Almost every city’s demise can be traced to aspects of both structural failures and leadership failure. The failure to acknowledge this truth was the City of Sears’ first of a series of decisive errors, misreading the environment in which they worked and the leadership working within that space.

At the City of Sears, the City’s CEO appointment could be regarded as five or six bad successions because the City Council perpetuated its error for 20 years. This error permitted a gradual accumulation of weaknesses that became insurmountable. 

The second decisive error was a bad strategic choice:  to diversify heavily into efforts that distracted from community-building. The plan didn’t look bad at the time, and for a few years, it seemed to succeed. But in fact, it was disastrous. 

For a while, the City was doing so well financially that its leaders saw no need to update its control and cost-accounting systems, leaving managers shockingly ignorant of how well or poorly they were performing. So many costs – fuel, labor, health insurance, and pension – were averaged across the City that deciphering where money was being made and lost was virtually impossible. 

By the mid-1970s, the City could no longer ignore these problems, so it moved to the next stage of denials: insisting its decline was not the City’s own fault. It’s the economy. Municipal revenues were shrinking across the country. The population was getting older. Bottom line: It’s everything except us. 

In retrospect, signs of a demise were apparent. The City’s planning masterminds, like many big-picture strategists, regarded the City’s residents not as humans to be served, but as a natural resource to be mined. 

What lessons should we distill from this long, sorry tale? Jim Collins, author or coauthor of business mega-sellers wrote a small book, called How the Mighty Fall. Collins describes analyzing and writing about decline as far tougher task than writing about success. “To become a great city is a narrow path,” he says. “There are things you have to do. But it’s so hard to get a framework of decline. It’s like a pool table – there are only a few ways to rack the balls but an indefinite number of ways to disorder them.”

Collins didn’t study the specific City of Sears for his book, but the framework he identified, and on which he elaborated in recent interviews, fits the city’s demise almost precisely. It begins with arrogance, which the city developed at a mammoth scale.

Until the troubles of the 1970s, the city operations had never hired an outside consultant, believing that no outsider could possibly tell them anything of value.

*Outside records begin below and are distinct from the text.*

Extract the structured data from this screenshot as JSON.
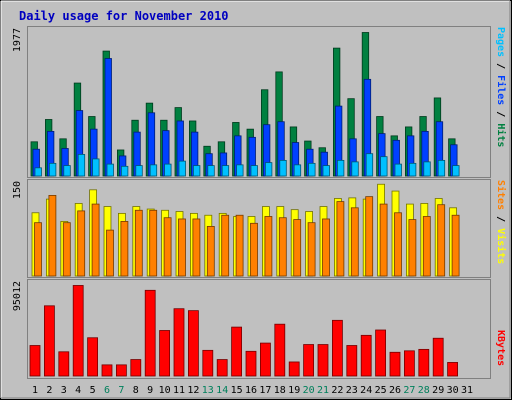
{
  "chart_data": [
    {
      "type": "bar",
      "title": "Daily usage for November 2010",
      "ymax_label": "1977",
      "ylabel_parts": [
        {
          "text": "Pages",
          "color": "#00c0ff"
        },
        {
          "text": " / ",
          "color": "#000000"
        },
        {
          "text": "Files",
          "color": "#0040ff"
        },
        {
          "text": " / ",
          "color": "#000000"
        },
        {
          "text": "Hits",
          "color": "#008040"
        }
      ],
      "series": [
        {
          "name": "Hits",
          "color": "#008040",
          "values": [
            460,
            760,
            500,
            1250,
            800,
            1680,
            350,
            750,
            980,
            750,
            920,
            740,
            400,
            460,
            720,
            630,
            1160,
            1400,
            660,
            470,
            380,
            1720,
            1040,
            1930,
            800,
            540,
            660,
            800,
            1050,
            500
          ]
        },
        {
          "name": "Files",
          "color": "#0040ff",
          "values": [
            360,
            600,
            370,
            880,
            630,
            1580,
            270,
            590,
            850,
            610,
            740,
            590,
            300,
            310,
            540,
            520,
            690,
            730,
            450,
            360,
            320,
            940,
            500,
            1300,
            570,
            480,
            540,
            600,
            730,
            420
          ]
        },
        {
          "name": "Pages",
          "color": "#00c0ff",
          "values": [
            110,
            170,
            140,
            290,
            230,
            160,
            130,
            140,
            150,
            160,
            200,
            140,
            140,
            140,
            150,
            140,
            180,
            210,
            150,
            170,
            140,
            210,
            190,
            300,
            260,
            160,
            170,
            190,
            210,
            140
          ]
        }
      ]
    },
    {
      "type": "bar",
      "ymax_label": "150",
      "ylabel_parts": [
        {
          "text": "Sites",
          "color": "#ff8000"
        },
        {
          "text": " / ",
          "color": "#000000"
        },
        {
          "text": "Visits",
          "color": "#ffff00"
        }
      ],
      "series": [
        {
          "name": "Visits",
          "color": "#ffff00",
          "values": [
            102,
            124,
            88,
            117,
            139,
            112,
            101,
            112,
            108,
            106,
            104,
            101,
            98,
            101,
            96,
            96,
            112,
            112,
            107,
            104,
            112,
            125,
            126,
            124,
            148,
            137,
            116,
            117,
            125,
            110
          ]
        },
        {
          "name": "Sites",
          "color": "#ff8000",
          "values": [
            86,
            130,
            86,
            105,
            116,
            74,
            88,
            106,
            106,
            94,
            92,
            92,
            80,
            98,
            98,
            85,
            96,
            94,
            91,
            86,
            92,
            120,
            110,
            128,
            116,
            102,
            91,
            96,
            115,
            98
          ]
        }
      ]
    },
    {
      "type": "bar",
      "ymax_label": "95012",
      "ylabel_parts": [
        {
          "text": "KBytes",
          "color": "#ff0000"
        }
      ],
      "series": [
        {
          "name": "KBytes",
          "color": "#ff0000",
          "values": [
            31500,
            72500,
            25000,
            93500,
            39500,
            11500,
            11500,
            17000,
            88500,
            47000,
            69500,
            67500,
            26500,
            17000,
            50500,
            25500,
            34000,
            53500,
            14500,
            32500,
            32500,
            57500,
            31500,
            42000,
            47500,
            24500,
            26000,
            27500,
            39000,
            14000
          ]
        }
      ],
      "x_ticks": [
        {
          "label": "1",
          "color": "#000000"
        },
        {
          "label": "2",
          "color": "#000000"
        },
        {
          "label": "3",
          "color": "#000000"
        },
        {
          "label": "4",
          "color": "#000000"
        },
        {
          "label": "5",
          "color": "#000000"
        },
        {
          "label": "6",
          "color": "#00805c"
        },
        {
          "label": "7",
          "color": "#00805c"
        },
        {
          "label": "8",
          "color": "#000000"
        },
        {
          "label": "9",
          "color": "#000000"
        },
        {
          "label": "10",
          "color": "#000000"
        },
        {
          "label": "11",
          "color": "#000000"
        },
        {
          "label": "12",
          "color": "#000000"
        },
        {
          "label": "13",
          "color": "#00805c"
        },
        {
          "label": "14",
          "color": "#00805c"
        },
        {
          "label": "15",
          "color": "#000000"
        },
        {
          "label": "16",
          "color": "#000000"
        },
        {
          "label": "17",
          "color": "#000000"
        },
        {
          "label": "18",
          "color": "#000000"
        },
        {
          "label": "19",
          "color": "#000000"
        },
        {
          "label": "20",
          "color": "#00805c"
        },
        {
          "label": "21",
          "color": "#00805c"
        },
        {
          "label": "22",
          "color": "#000000"
        },
        {
          "label": "23",
          "color": "#000000"
        },
        {
          "label": "24",
          "color": "#000000"
        },
        {
          "label": "25",
          "color": "#000000"
        },
        {
          "label": "26",
          "color": "#000000"
        },
        {
          "label": "27",
          "color": "#00805c"
        },
        {
          "label": "28",
          "color": "#00805c"
        },
        {
          "label": "29",
          "color": "#000000"
        },
        {
          "label": "30",
          "color": "#000000"
        },
        {
          "label": "31",
          "color": "#000000"
        }
      ]
    }
  ]
}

City staff didn’t attend conferences, considering themselves of a higher caste. 

Arrogance erodes discipline, and disciple is central to Collins’s analysis of decline. Cost disciple is often the first to go; it certainly went at the City. City Council members long assumed that economies of scale would forever give the city an unassailable cost advantage in pricing merchandise, but it wasn’t true. 

According to Collins, success creates growth, which spawns bureaucracy, which subverts discipline. “The what replaces the why,” Collins says. “You have to make sure that not just 10 or a hundred or a thousand people can so something, so you give everyone the recipe book. The irony is that all those people don’t know why they do it this way. It becomes dogma rather than understanding.” 

In the next stage of decline, leaders externalize the blame for what’s going wrong, Collins says. A related pathology is neglect of “the fundamental flywheel,” the basic business idea on which the city is built. People often underestimate how far a great flywheel can go,” Collins says.


The City of Sears, is not an actual municipal case, but illustrative of many real cases that I have seen as a city manager.

The City’s name is borrowed from an article by Geoff Colvin with Phil Wahba about the self-destruction of the Sears Corporation. Cities can be like corporations. There is always context of the business and government environment coupled with leadership.

There’s much we in the public sector can learn from the private sector continually.  The culture, strategy, leadership, management, metrics, finances, human resources, marketing (the most under-appreciated of business skills found in the public sector), and technology make cities run just as they do corporations.

Examples from the business world provide valuable case studies for city leadership. How a corporation comes to be on a downward spiral, offers lessons and warnings for successful cities about choices made and opportunities passed. 

As a respected friend in colleague in the United Kingdom, Barry Quirk, pointed out to me, “The decline of Sears and the decline of cities may well have strong parallels; Jim Collins book (How the Mighty Fail) is instructive for government and public sector agencies as much as private sector companies; and the use of business practices in local government does help us reduce costs, improve productivity and improve resource management generally.”